The sharing of coronavirus emergency relief items in Lagos State was marred by poor communication, which led to misinformation about the intended beneficiaries, political favouritism, and random distribution, a report by the Centre for Democracy and Development (CDD) stated.
The state government promised to share 200,000 food relief packages among the 20 local governments in the state.
The items were to serve as palliatives for poor Lagosians affected by the lockdown in the state, imposed to check the spread of coronavirus.
More than half of about 343 coronavirus cases in Nigeria are in Lagos.
Misinformation about beneficiaries
The report stated that despite the state governor’s clear statement that the items were meant for some of the most vulnerable people in the state, the distribution was marred because the government subsequently failed to properly inform residents leading to misinformation and false expectations.
In fact, officials sent to distribute the items were not properly informed about the intended beneficiaries and could not dispel the misinformation around the distribution of the items.
“These people are those that fall below the pyramid, the aged and the physically challenged who need to move from one part of the city to another for them to have a living.

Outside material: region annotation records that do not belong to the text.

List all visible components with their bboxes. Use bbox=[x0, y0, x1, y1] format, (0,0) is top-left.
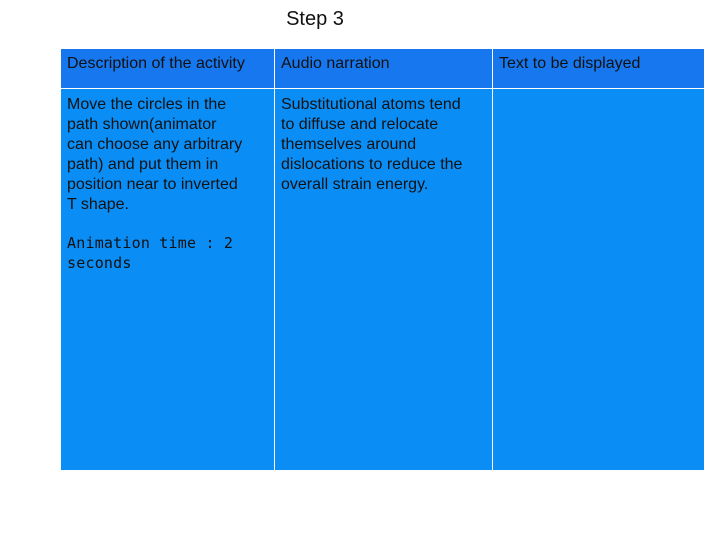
header-description-label: Description of the activity bbox=[67, 55, 245, 72]
table-header-row bbox=[61, 49, 705, 89]
cell-text-displayed bbox=[493, 89, 705, 471]
table-row bbox=[61, 89, 705, 471]
header-audio-narration-label: Audio narration bbox=[281, 55, 390, 72]
animation-time-text: Animation time : 2 seconds bbox=[67, 234, 234, 272]
header-text-displayed-label: Text to be displayed bbox=[499, 55, 641, 72]
text-displayed-text bbox=[493, 89, 704, 95]
header-description bbox=[61, 49, 275, 89]
header-text-displayed bbox=[493, 49, 705, 89]
cell-description bbox=[61, 89, 275, 471]
header-audio-narration bbox=[275, 49, 493, 89]
slide-title: Step 3 bbox=[286, 8, 344, 30]
storyboard-table bbox=[60, 48, 705, 471]
cell-audio-narration bbox=[275, 89, 493, 471]
audio-narration-text: Substitutional atoms tend to diffuse and relocate themselves around dislocations to reduce the overall strain energy. bbox=[281, 96, 463, 193]
description-text: Move the circles in the path shown(animator can choose any arbitrary path) and put them in position near to inverted T shape. bbox=[67, 96, 243, 213]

We felt that as a government, the least we can do is to identify them and give them these stimulus packages immediately,” The governor, Babajide Sanwo-Olu had said.
However, many residents of the state thought the items were meant for everyone.
“The announcement widely misinterpreted by many Lagos residents led to some controversies with many people who are not on the category of vulnerable ones expecting to benefit from the palliative packages,” the report stated.
For instance, residents of Zone 3 in Alimosho local government complained about the quantity of the relief materials provided by the government to all its residents.
“According to the residents, the government delivered two small sachets of tomato paste, about 15 cups (about 1,800 grams) of both rice and beans for the entire members of the community. These items were packaged in sacks – tagged COVID-19 Emergency Food Response.
“In Ikotun area of Lagos, an unidentified man while making delivery of three sacks (about 30 cups of rice in each sack) and three big loaves of bread said the items were from the Lagos state government and the Ikotun Local Council Development Areas (LCDA).
“In addition, a government representative captured in the video said although he cannot say for sure how many people the food items could support, he was at the venue to only make the delivery,” the report stated.
According to Involve Africa, which was contracted by CDD to monitor the distribution of the items, in several places, political consideration was “the main formulae for identifying beneficiaries.”
“Our monitors observed that partisanship became the main formulae for identifying beneficiaries.
“CDD gathered that the state government did not spell out any distribution plan for the relief materials as food items were allegedly distributed based on political party favouritism.
“For example, in Ejigbo Local Government Area of Lagos, political party loyalties and members were the only people provided with food materials,” the report stated.
Another factor that marred the distribution of the relief items was the random mode the items were distributed in many communities in the state.
The report observed that this led to discontent among residents and in some areas large crowd of people gathered at the distribution centres thus defeating the principle of social distancing critical to slowing the spread of the pandemic.
“CDD’s downstream monitors observed that there is currently no definite mapping or distribution schedule for the Emergency food items from the Lagos state government to the people. Most of the Lagos state residents who fall into the category of those who need the materials barely got any item.
“It was also observed that the state government failed to work with local government heads of chairpersons who could identify those in dire need of these reliefs and as well give an account of beneficiaries of these items.
“CDD using banners, jingles and all kinds of public enlightenment materials, the centre has emphasised on the need for social distancing, a practice the Lagos state government failed to abide by in the distribution of the relief materials.
“Most of the instance recorded by the CDD, residents were seen clustering among each other and defying the social distance advice of maintaining a 1-2 meters distance between each other as approved by experts.
“Also, none of the people both the government representatives and the residents were protected with either masks, gloves or any of such.
“This was observed in cases like the distribution in Badagry, Alimosho and many other locations were Involve Africa visited.”
Alleged sharp practices
There were also widespread allegations among residents that officials in charge of the distribution of the items either diverted them or repackaged in smaller quantities.
“In Anuooluwapo community in Igando, residents were seen protesting the materials released and delivered by the Lagos state government.
“The relief materials which were expected to cushion the burden of citizens on the streets was met with worry from community officials on distribution pattern as it was observed that the items would not get to the all vulnerable people in the locality.
“It was alleged that in some local government areas, the food relief material meant for the residence were repackaged and sealed back before distributing them to residents.
For instance, there was pandemonium at Ikorodu near Olowu Market in Ikeja as residents who came out for the food items and other materials provided by the Lagos State government protested against indiscriminate distribution of the items.
“The protesters claimed that tickets for the purpose had been given to some people at midnight ahead of the exercise, which was to commence the following day, thereby making it impossible for those who were on the queue to be attended to.
“Also, Involve Africa, monitoring team reported that there is poor communication from the Nigerian government in respect to collection points by residents of communities,” the report stated.